For instance, no other company has brought geared turbofan engines to market, a technology that is inherently more efficient that conventional turbofans. No other company has developed a fighter engine for the military combining the performance features and stealth of that on the F-35 fighter. And no other company in the defense sector can claim broader expertise in digital radar, electronic warfare, hypersonic weapons and cybersecurity. A senior Raytheon executive told me this week that planners expect a rapid acceleration in innovation arising out of the new enterprise’s technical depth and resources.

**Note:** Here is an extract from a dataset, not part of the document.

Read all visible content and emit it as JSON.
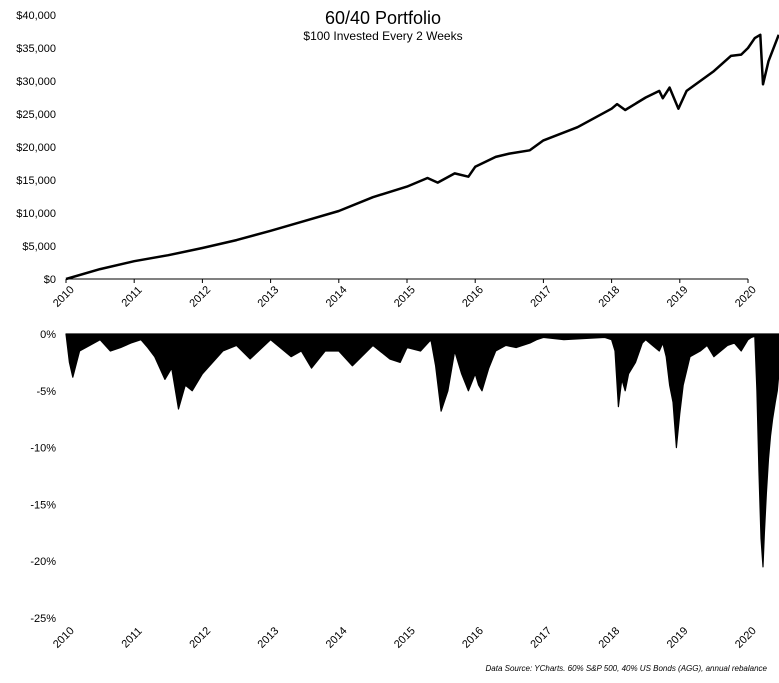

Diversity. In order to be a leading player in global aerospace, an enterprise needs to reach all major markets across the full breadth of the product life-cycle. It is not enough to be the original equipment manufacturer of world-class engines, because most revenues and returns are generated in the aftermarket. And it is not enough to be a leader in military avionics, because defense demand periodically turns down—usually just about the time commercial demand is picking up.

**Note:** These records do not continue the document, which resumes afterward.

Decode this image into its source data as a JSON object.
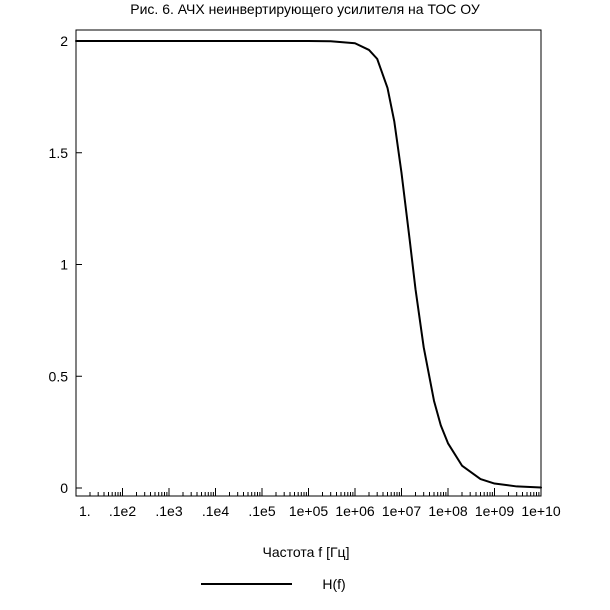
{
  "chart_data": {
    "type": "line",
    "title": "Рис. 6.   АЧХ неинвертирующего усилителя на ТОС ОУ",
    "xlabel": "Частота f [Гц]",
    "ylabel": "",
    "x_scale": "log",
    "xlim": [
      1,
      10000000000
    ],
    "ylim": [
      0,
      2
    ],
    "grid": false,
    "legend_position": "bottom-center",
    "x_ticks": [
      1,
      10,
      100,
      1000,
      10000,
      100000,
      1000000,
      10000000,
      100000000,
      1000000000,
      10000000000
    ],
    "x_tick_labels": [
      "1.",
      ".1e2",
      ".1e3",
      ".1e4",
      ".1e5",
      "1e+05",
      "1e+06",
      "1e+07",
      "1e+08",
      "1e+09",
      "1e+10"
    ],
    "y_ticks": [
      0,
      0.5,
      1,
      1.5,
      2
    ],
    "y_tick_labels": [
      "0",
      "0.5",
      "1",
      "1.5",
      "2"
    ],
    "series": [
      {
        "name": "H(f)",
        "color": "#000000",
        "points": [
          [
            1,
            2.0
          ],
          [
            10,
            2.0
          ],
          [
            100,
            2.0
          ],
          [
            1000,
            2.0
          ],
          [
            10000,
            2.0
          ],
          [
            100000,
            2.0
          ],
          [
            300000,
            1.999
          ],
          [
            1000000,
            1.99
          ],
          [
            2000000,
            1.96
          ],
          [
            3000000,
            1.92
          ],
          [
            5000000,
            1.79
          ],
          [
            7000000,
            1.64
          ],
          [
            10000000,
            1.41
          ],
          [
            15000000,
            1.11
          ],
          [
            20000000,
            0.89
          ],
          [
            30000000,
            0.63
          ],
          [
            50000000,
            0.39
          ],
          [
            70000000,
            0.28
          ],
          [
            100000000,
            0.2
          ],
          [
            200000000,
            0.1
          ],
          [
            500000000,
            0.04
          ],
          [
            1000000000,
            0.02
          ],
          [
            3000000000,
            0.007
          ],
          [
            10000000000,
            0.002
          ]
        ]
      }
    ]
  }
}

It may not even be enough to dominate the U.S. market for aerospace goods and services. Most aerospace demand originates outside the U.S., so economies of scale demand a presence in both domestic and foreign markets. When Raytheon Technologies states it has a “balanced and diversified A&D portfolio,” part of what the company is saying is that it operates successfully in diverse markets—commercial and military, domestic and international, original equipment and aftermarket. That vast presence will enable the merged enterprise to smooth out revenues and returns despite the cyclical ups and downs in each market segment.

Resilience. If an enterprise has scale, focus, depth and diversity, then it will probably have one other quality desired by shareholders and customers: resilience. Resilience has become a popular word in the Pentagon as military planners begin to grasp the challenges posed by a rising China. Many defense preparations that once seemed dependable, such as military space capabilities, now look vulnerable. Coronavirus is just the latest “black swan” warning to policymakers and investors that over the long run, only the strong survive.

The enterprise emerging from integration of Raytheon and United Technologies will be more resilient than either company was separately. Of course, it helps to start with solid building blocks; Raytheon was recently ranked by Fortune magazine as the most respected A&D company in the world. The combined enterprise will be even more formidable.

And while business conditions have changed a lot since the merger was first disclosed, in some ways the changes make a more compelling case for getting together. Nobody was saying much about sector consolidation a year ago. Now Raytheon Technologies may stand out as the first, and best, in a series of major consolidation moves making companies more able to cope with difficult market conditions.